Kongrede kıyasıya mücadele eden ve birbirlerine düşman gözü ile bakan partililer, bu haksız uygulama karşısında yan yana geliverdi.
Yaşanan sıkıntılar unutuldu.
Kavga gürültü bir yana bırakıldı.
CHP resmen bu olay sayesinde kendine geldi.
Parti içinde aylardır devam eden ve herkesin bitirmeye çalışıp, bir türlü bitiremediği o sıkıntıyı bir mühür bitirdi iyi mi?
.....

BİRAZ DA GÜLMEK LAZIM
Sokakta dolaşırken yanıma pasaklı, pejmürde görünüşlü, muhtemelen evsiz bir bayan yaklaştı ve akşam yemeği için bir kaç dolar vermemi istedi. Cüzdanımdan 10 dolar çıkardım ve sordum:
- Eğer bu parayı sana verirsem, bununla akşam yemeği yerine şarap alır mısın?
- Hayır, yıllar önce içkiyi bıraktım.
- Bu parayla yiyecek almak yerine alış verişe gider misin?
- Hayır, alış veriş için boş zamanım yok. Tüm zamanımı yaşamda kalmak için harcıyorum.
- Bu parayı yiyecek almak yerine güzellik salonunda harcamaya ne dersin?
- Deli misin, 20 yıldır saçlarımı yaptırmıyorum.

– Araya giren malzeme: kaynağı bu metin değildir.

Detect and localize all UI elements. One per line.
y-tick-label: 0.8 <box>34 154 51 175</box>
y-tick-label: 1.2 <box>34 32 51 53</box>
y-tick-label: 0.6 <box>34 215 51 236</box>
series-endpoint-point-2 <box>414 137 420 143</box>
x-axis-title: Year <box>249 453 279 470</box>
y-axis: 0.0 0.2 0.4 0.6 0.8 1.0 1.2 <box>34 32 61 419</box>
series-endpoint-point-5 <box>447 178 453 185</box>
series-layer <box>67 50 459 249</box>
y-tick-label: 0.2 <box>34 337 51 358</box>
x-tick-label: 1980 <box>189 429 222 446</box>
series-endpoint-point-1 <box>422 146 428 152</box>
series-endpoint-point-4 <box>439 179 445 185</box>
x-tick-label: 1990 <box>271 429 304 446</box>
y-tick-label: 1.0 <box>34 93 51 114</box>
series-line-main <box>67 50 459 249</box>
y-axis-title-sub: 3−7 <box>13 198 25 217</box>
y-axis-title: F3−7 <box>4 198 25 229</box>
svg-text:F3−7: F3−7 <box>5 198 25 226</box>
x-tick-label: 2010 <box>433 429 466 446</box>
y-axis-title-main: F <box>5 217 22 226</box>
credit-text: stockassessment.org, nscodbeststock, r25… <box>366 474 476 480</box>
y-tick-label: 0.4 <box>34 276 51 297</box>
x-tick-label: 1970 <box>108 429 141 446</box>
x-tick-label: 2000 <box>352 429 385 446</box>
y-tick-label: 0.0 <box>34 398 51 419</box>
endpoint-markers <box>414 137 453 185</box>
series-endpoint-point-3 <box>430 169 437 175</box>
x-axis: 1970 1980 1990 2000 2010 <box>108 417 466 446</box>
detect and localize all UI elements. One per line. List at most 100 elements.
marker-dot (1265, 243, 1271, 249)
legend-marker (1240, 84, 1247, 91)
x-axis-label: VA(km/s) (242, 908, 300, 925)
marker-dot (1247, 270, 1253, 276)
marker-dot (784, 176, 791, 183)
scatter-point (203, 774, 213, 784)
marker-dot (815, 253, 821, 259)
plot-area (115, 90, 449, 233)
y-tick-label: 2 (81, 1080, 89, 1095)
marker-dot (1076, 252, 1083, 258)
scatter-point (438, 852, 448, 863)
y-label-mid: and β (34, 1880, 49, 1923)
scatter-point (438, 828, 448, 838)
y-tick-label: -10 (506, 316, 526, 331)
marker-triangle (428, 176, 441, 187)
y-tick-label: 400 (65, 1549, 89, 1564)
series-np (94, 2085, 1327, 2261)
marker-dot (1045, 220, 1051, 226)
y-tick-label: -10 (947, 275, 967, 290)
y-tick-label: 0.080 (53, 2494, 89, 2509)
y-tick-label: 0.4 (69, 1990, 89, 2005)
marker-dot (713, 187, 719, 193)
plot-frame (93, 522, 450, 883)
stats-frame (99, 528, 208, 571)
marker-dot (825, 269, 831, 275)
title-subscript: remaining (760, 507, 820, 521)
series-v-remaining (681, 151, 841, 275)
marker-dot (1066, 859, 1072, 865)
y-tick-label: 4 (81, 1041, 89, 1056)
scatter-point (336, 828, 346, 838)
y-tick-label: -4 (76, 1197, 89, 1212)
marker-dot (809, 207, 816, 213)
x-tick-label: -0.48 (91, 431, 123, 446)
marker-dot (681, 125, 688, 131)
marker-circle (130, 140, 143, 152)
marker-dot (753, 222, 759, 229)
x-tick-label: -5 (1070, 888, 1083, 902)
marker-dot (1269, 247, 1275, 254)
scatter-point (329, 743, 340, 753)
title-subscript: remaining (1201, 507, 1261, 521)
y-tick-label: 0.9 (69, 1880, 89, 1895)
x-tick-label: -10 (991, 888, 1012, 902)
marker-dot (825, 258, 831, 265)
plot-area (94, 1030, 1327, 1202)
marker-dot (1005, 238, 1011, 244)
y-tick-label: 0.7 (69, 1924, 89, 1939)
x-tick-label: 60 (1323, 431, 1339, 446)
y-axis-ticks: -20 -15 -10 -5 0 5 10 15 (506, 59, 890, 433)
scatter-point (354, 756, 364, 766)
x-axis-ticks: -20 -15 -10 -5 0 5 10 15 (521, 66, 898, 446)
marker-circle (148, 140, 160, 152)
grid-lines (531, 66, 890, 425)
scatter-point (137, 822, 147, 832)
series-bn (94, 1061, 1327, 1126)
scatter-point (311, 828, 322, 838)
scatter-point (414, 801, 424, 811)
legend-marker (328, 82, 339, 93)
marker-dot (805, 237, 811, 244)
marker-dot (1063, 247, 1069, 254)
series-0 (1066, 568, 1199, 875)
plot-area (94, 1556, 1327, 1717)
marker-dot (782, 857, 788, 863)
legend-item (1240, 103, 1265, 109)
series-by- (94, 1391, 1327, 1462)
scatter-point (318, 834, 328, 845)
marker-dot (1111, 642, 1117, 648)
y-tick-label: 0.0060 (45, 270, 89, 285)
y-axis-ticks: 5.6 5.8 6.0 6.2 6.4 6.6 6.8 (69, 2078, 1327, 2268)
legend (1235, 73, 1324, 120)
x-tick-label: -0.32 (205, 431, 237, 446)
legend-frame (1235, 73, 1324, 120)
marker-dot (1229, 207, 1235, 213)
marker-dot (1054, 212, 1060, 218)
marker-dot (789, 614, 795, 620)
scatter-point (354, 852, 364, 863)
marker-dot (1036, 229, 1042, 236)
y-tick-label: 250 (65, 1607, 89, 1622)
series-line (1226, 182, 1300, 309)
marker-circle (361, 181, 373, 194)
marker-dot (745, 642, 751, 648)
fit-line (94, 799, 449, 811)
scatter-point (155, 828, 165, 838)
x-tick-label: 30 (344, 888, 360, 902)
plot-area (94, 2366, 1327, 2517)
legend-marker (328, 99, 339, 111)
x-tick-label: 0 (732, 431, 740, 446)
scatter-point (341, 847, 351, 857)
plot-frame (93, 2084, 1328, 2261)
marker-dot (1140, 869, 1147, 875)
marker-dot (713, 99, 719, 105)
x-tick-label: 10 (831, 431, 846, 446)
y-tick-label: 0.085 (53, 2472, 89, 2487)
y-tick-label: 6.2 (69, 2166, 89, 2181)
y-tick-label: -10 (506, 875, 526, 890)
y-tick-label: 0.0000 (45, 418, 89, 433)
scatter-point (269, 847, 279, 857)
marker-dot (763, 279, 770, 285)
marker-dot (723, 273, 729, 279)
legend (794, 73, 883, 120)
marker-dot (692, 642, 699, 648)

- Pekâlâ. Sana bu parayı vermeyeceğim. Onun yerine seni, kocamla birlikte akşam yemeğine restorana götüreceğim. Evsiz bayan çok şaşırdı;
- Bunu yaptığın için kocan sana kızmaz mı? Çok kirliyim ve muhtemelen iğrenç kokuyorum.
- Sorun değil. Önemli olan; kocamın alışverişten, kuaförden ve şaraptan vazgeçen kadınların neye benzeyeceğini görmesi.